Ils s'entraînent chaque jour sous la chaleur de Miami, passent des heures à analyser des images de matchs et sont épaulés par des kinésithérapeutes, des scientifiques du sport et des psychologues. Si cela ressemble au quotidien d'une grande équipe de football, c'est bien le cas — à ceci près qu'il n'y a pas un seul footballeur parmi eux.
Voilà Team One : le groupe d'élite d'arbitres, d'arbitres assistants et d'officiels vidéo de la FIFA, chargé d'arbitrer chaque match de la FIFA World Cup 2026™ au plus haut niveau possible.
Une matinée axée sur la précision
La journée commence par le petit-déjeuner à l'hôtel de l'équipe, où les standards nutritionnels sont à la hauteur de ceux des athlètes d'élite. Chaque officiel arrive déjà en tenue rose, l'identité collective du groupe se manifestant dès le premier rassemblement de la journée.
La première tâche officielle revient à Pierluigi Collina, directeur du arbitrage de la FIFA et président du Comité des arbitres de la FIFA, qui préside la réunion des désignations — généralement tenue trois jours avant chaque match. Collina, qui a arbitré la finale de la FIFA World Cup Korea/Japan 2002™, est l'un des officiels les plus titrés de l'histoire du sport.
Lors d'une récente réunion, l'arbitre roumain István Kovács a reçu une ovation de ses pairs après avoir été désigné pour officier le Match 1000 de la FIFA World Cup™ — Tunisia contre Japan à Monterrey, au Mexique. Kovács, 41 ans, était visiblement ému. Ce match marquera sa première apparition en tant qu'arbitre principal lors d'une FIFA World Cup, après avoir exercé comme quatrième arbitre au Qatar 2022. Accolades et tapes dans le dos ont fusé dans la salle tandis que ses collègues célébraient ce moment avec lui.
Sur le terrain d'entraînement
Depuis l'hôtel, les bus prennent la direction du campus Kendall du Miami Dade College — un trajet de 30 minutes facilité par une escorte du département de police de Miami-Dade. Les températures atteignent 33°C avec une humidité tropicale, mais les séances se poursuivent sans relâche.
Le staff de préparation physique répartit les arbitres et les arbitres assistants en groupes : l'un se concentre sur des exercices de condition physique sur un terrain annexe, tandis qu'un autre travaille sur des simulations de situations de match. Un groupe de jeunes arbitres locaux participe aux séances, apportant leur aide et apprenant auprès des meilleurs de leur profession.

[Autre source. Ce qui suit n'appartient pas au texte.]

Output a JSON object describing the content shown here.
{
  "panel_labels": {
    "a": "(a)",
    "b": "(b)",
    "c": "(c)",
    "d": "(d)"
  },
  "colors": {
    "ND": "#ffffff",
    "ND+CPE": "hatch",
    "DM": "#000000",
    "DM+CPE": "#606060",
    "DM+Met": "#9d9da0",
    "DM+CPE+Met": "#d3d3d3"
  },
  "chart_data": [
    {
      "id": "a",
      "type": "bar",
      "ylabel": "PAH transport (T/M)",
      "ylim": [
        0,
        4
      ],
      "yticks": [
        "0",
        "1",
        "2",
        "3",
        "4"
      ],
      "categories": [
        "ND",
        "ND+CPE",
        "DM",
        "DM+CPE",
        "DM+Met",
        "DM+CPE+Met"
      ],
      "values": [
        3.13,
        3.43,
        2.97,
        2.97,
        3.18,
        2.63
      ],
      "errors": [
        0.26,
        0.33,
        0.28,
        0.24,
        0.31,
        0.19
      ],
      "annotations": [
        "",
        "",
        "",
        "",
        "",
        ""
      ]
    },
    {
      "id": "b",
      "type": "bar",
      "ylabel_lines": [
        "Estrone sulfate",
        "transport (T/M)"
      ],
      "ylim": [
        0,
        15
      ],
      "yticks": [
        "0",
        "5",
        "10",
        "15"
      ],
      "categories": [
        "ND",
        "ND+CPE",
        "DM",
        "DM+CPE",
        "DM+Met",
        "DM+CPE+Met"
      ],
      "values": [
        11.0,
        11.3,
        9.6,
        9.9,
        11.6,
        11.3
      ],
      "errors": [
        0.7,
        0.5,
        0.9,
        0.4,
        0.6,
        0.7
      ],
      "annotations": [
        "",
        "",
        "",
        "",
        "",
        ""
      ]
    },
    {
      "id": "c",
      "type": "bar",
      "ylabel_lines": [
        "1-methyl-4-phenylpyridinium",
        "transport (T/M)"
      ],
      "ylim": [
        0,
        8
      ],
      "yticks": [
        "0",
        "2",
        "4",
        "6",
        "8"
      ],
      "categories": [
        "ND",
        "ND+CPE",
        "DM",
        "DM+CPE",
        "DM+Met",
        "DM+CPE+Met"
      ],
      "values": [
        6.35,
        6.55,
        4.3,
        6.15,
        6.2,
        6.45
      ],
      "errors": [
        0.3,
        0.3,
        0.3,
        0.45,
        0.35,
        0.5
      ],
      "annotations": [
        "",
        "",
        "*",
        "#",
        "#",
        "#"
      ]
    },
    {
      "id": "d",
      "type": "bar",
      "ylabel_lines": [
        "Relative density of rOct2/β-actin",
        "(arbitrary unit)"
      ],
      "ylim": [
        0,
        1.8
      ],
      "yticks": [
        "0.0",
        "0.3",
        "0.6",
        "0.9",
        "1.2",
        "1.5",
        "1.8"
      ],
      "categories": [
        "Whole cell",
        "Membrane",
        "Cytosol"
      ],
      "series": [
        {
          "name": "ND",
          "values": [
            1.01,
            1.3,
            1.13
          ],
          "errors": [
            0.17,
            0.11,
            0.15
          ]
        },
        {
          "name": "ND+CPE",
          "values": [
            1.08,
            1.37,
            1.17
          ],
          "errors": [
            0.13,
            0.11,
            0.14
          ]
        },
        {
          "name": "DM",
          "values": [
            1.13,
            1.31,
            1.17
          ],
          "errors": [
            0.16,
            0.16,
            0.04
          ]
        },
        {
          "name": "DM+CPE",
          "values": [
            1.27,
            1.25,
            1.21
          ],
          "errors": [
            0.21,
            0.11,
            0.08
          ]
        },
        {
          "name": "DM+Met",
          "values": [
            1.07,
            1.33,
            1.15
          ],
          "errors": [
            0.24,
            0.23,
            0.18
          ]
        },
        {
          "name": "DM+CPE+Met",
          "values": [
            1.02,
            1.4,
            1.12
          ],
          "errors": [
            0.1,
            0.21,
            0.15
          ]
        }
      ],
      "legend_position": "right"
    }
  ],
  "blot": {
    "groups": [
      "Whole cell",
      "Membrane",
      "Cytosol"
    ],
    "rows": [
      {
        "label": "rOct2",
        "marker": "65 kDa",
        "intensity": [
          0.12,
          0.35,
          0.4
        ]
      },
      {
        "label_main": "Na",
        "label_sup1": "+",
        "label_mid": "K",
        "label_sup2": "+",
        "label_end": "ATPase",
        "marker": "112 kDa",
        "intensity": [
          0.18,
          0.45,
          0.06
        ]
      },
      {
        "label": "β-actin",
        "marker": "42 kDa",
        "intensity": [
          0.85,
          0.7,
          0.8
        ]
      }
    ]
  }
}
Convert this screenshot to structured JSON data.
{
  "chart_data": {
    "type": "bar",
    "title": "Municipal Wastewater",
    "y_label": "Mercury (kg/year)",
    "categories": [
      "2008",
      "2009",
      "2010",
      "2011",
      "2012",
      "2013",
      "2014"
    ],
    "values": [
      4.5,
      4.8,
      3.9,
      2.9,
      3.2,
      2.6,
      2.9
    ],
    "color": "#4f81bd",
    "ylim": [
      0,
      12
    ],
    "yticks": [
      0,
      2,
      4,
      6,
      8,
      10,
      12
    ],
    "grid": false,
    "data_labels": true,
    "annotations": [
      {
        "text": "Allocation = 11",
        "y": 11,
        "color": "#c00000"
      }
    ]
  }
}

Le préparateur physique Silvio Aguinaga et son équipe surveillent la condition de chaque officiel grâce aux données GPS collectées lors des entraînements. « Nous tenons des dossiers individuels pour chaque arbitre, et nous réalisons également des sessions de planification collectives et individuelles avec tous les arbitres et arbitres assistants », explique-t-il.
Débriefing et analyse vidéo
De retour à l'hôtel, Collina et FIFA Director of Refereeing Massimo Busacca dirigent une session de débrief en salle, passant en revue les décisions clés des matchs précédents — en analysant à la fois la justesse du jugement et le positionnement sur le terrain.
Parallèlement, une équipe composée de l'arbitre anglais Michael Oliver et de ses assistants Stuart Burt et James Mainwaring suit une session d'analyse vidéo pour préparer leur prochain match : Netherlands contre Sweden. Les analystes vidéo de la FIFA décortiquent les schémas tactiques habituels des deux équipes et identifient les mouvements attendus sur phases arrêtées. Oliver interroge activement les analystes, montrant qu'il maîtrise non seulement les joueurs qu'il a déjà arbitrés en club, mais qu'il a également préparé minutieusement les deux équipes.
Récupération et temps libre
L'après-midi, une large palette de services est mise à disposition des arbitres. Ceux qui sont en phase de récupération après un match peuvent accéder à des salles de traitement pour des massages et de la kinésithérapie, ainsi qu'à un psychologue du sport si nécessaire.
« Team One a besoin d'un espace pour se détendre, souffler un peu après le match », explique Jeremy Deleze, FIFA's Refereeing Competitions & Operations Manager. « Les arbitres ont des télévisions. On regarde les matchs. On leur demande d'étudier les équipes qu'ils arbitreront bientôt. Et comme toute équipe de football, on a aussi des tables de ping-pong et une PlayStation. C'est un espace convivial pour se détendre et socialiser. »
Chaque aspect du séjour hors du terrain est lui aussi soigneusement orchestré : des responsables du transport et de l'hébergement veillent à ce que chaque déplacement des membres de Team One vers les villes hôtes se déroule sans accroc, du transfert à l'aéroport jusqu'à l'arrivée au stade.